Texte publié le 23 mars 2007

Éd. Le Manuscrit, coll. Essais et documents, 2006, 328 p., 21,90 €
Ouvrage disponible en ligne sur www.manuscrit.com

« Sous forme épistolaire, un professeur voyageur nous fait découvrir les théories de la justice sociale, de l’Antiquité à nos jours. » Tel est le projet de ce livre à la fois pédagogique et critique, conjuguant « humour et érudition » nous dit-on.
Et certes, l’ouvrage est riche, il sera très utile à l’étudiant ou au lycéen pour sa présentation claire et rapide des thèses de Walras, Rawls ou Sen, sur l’égalité des chances.
Mais la partie la plus stimulante est sans doute la confrontation entre Proudhon et Walras.

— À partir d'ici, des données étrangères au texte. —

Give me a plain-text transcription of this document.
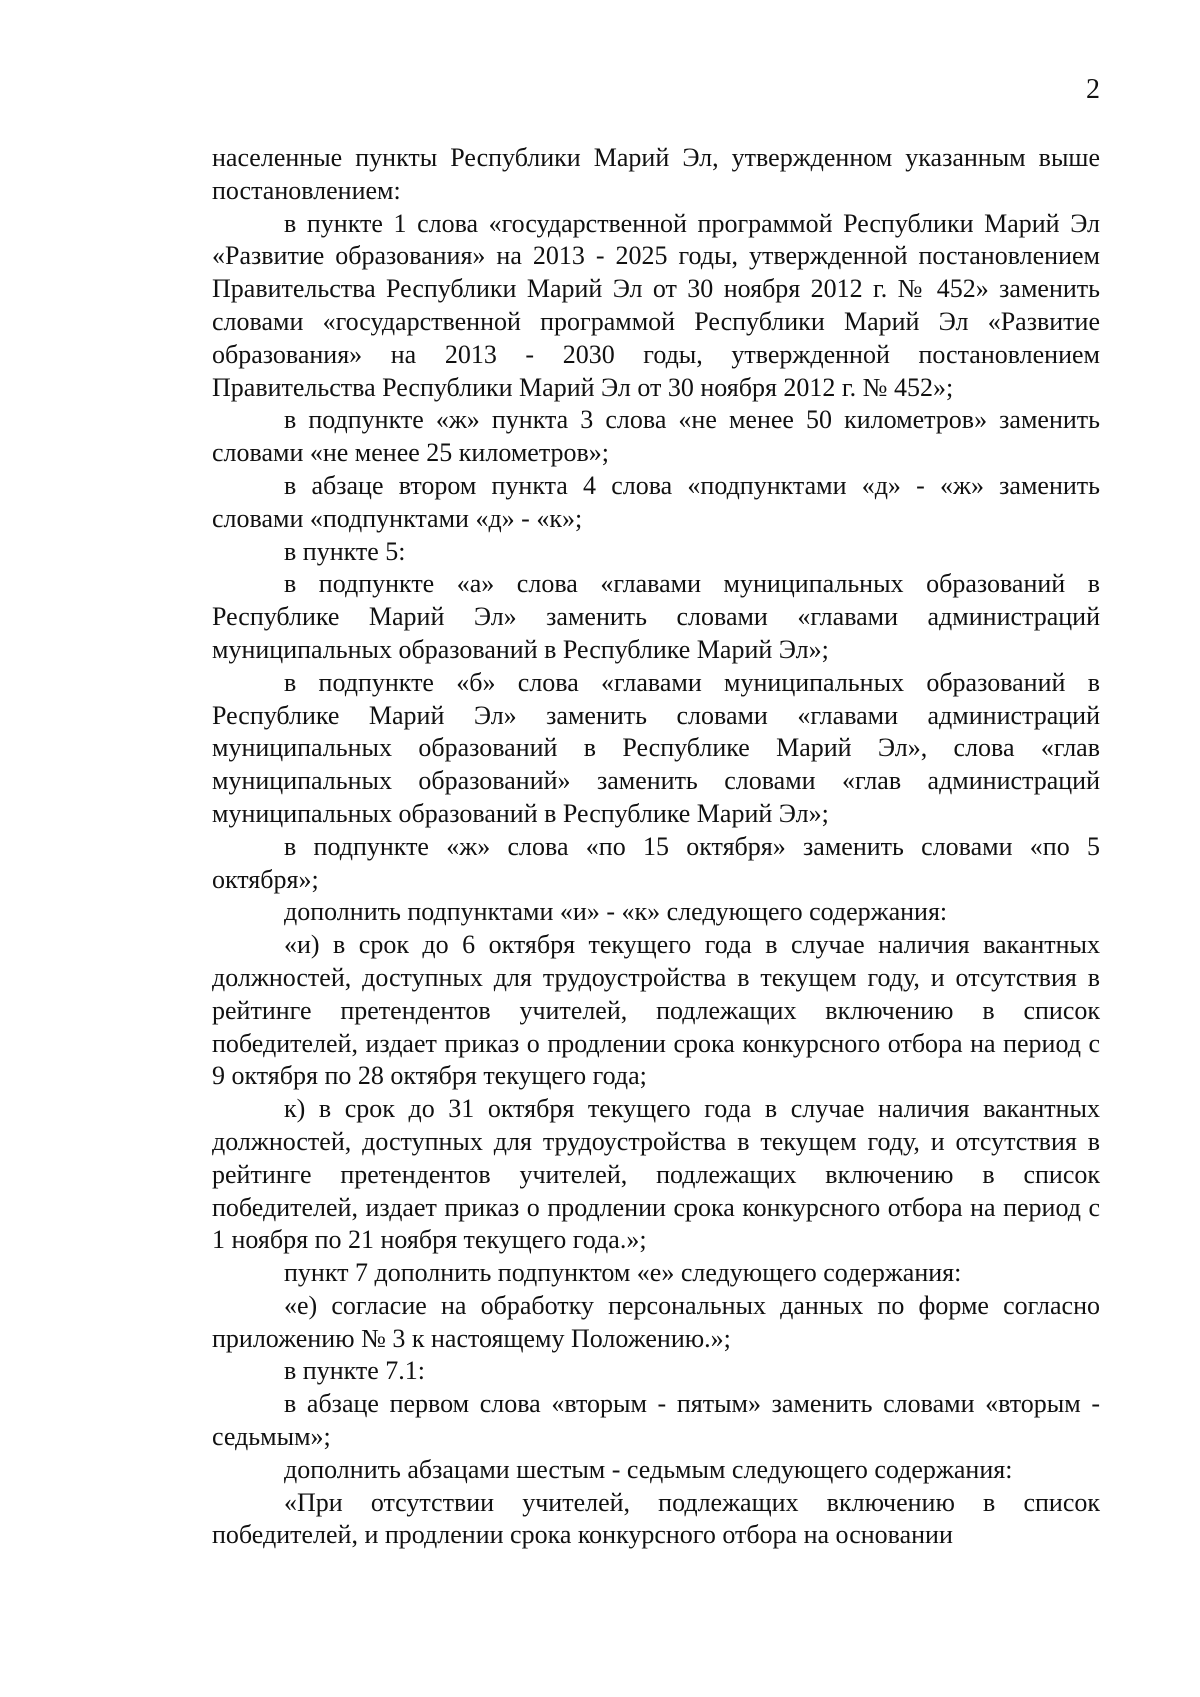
2

населенные пункты Республики Марий Эл, утвержденном указанным выше постановлением:

в пункте 1 слова «государственной программой Республики Марий Эл «Развитие образования» на 2013 - 2025 годы, утвержденной постановлением Правительства Республики Марий Эл от 30 ноября 2012 г. № 452» заменить словами «государственной программой Республики Марий Эл «Развитие образования» на 2013 - 2030 годы, утвержденной постановлением Правительства Республики Марий Эл от 30 ноября 2012 г. № 452»;

в подпункте «ж» пункта 3 слова «не менее 50 километров» заменить словами «не менее 25 километров»;

в абзаце втором пункта 4 слова «подпунктами «д» - «ж» заменить словами «подпунктами «д» - «к»;

в пункте 5:

в подпункте «а» слова «главами муниципальных образований в Республике Марий Эл» заменить словами «главами администраций муниципальных образований в Республике Марий Эл»;

в подпункте «б» слова «главами муниципальных образований в Республике Марий Эл» заменить словами «главами администраций муниципальных образований в Республике Марий Эл», слова «глав муниципальных образований» заменить словами «глав администраций муниципальных образований в Республике Марий Эл»;

в подпункте «ж» слова «по 15 октября» заменить словами «по 5 октября»;

дополнить подпунктами «и» - «к» следующего содержания:

«и) в срок до 6 октября текущего года в случае наличия вакантных должностей, доступных для трудоустройства в текущем году, и отсутствия в рейтинге претендентов учителей, подлежащих включению в список победителей, издает приказ о продлении срока конкурсного отбора на период с 9 октября по 28 октября текущего года;

к) в срок до 31 октября текущего года в случае наличия вакантных должностей, доступных для трудоустройства в текущем году, и отсутствия в рейтинге претендентов учителей, подлежащих включению в список победителей, издает приказ о продлении срока конкурсного отбора на период с 1 ноября по 21 ноября текущего года.»;

пункт 7 дополнить подпунктом «е» следующего содержания:

«е) согласие на обработку персональных данных по форме согласно приложению № 3 к настоящему Положению.»;

в пункте 7.1:

в абзаце первом слова «вторым - пятым» заменить словами «вторым - седьмым»;

дополнить абзацами шестым - седьмым следующего содержания:

«При отсутствии учителей, подлежащих включению в список победителей, и продлении срока конкурсного отбора на основании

Ce dialogue de sourds est en étonnante résonance avec les temps actuels, comme si la gauche française, restée proudhonienne au fond, ne pouvait que maintenir dans son exil indéfini le « socialisme libéral » de Walras, alors même que les chaires d’Économie sont réservées à ses lointains disciples.
Dans sa dimension critique et prescriptive, l’essai présente un curieux mélange de sagesse et d’imprudence, de précision et de désinvolture. Sagesse dans le rappel du consensus nécessaire à la justice sociale, et dans l’évocation des « coûts de transition » vers une telle justice. Cette notion, mentionnée en passant, aurait pu être utilement développée.
Imprudence dans l’adhésion presque enthousiaste aux promesses de l’« eugénisme actif », et dans le soutien à la limitation malthusienne des naissances chez les pauvres...
Le choix du mode épistolaire pouvait servir le projet didactique, mais le registre familier et plaisant qu’il impliquait n’a pas été facile à tenir : si les citations sont éclectiques et souvent bien choisies, les morceaux de critique cinématographique et littéraire deviennent de véritables digressions, qui ne servent pas vraiment le propos.
Dommage, car l’ambition littéraire de ce livre, comme le révèlent ses dernières phrases, était aussi de tisser ensemble les thèmes de la justice sociale et de l’amour du prochain « lequel n’est que la version élargie, plus désintéressée, de celui qui se manifeste entre des amants ».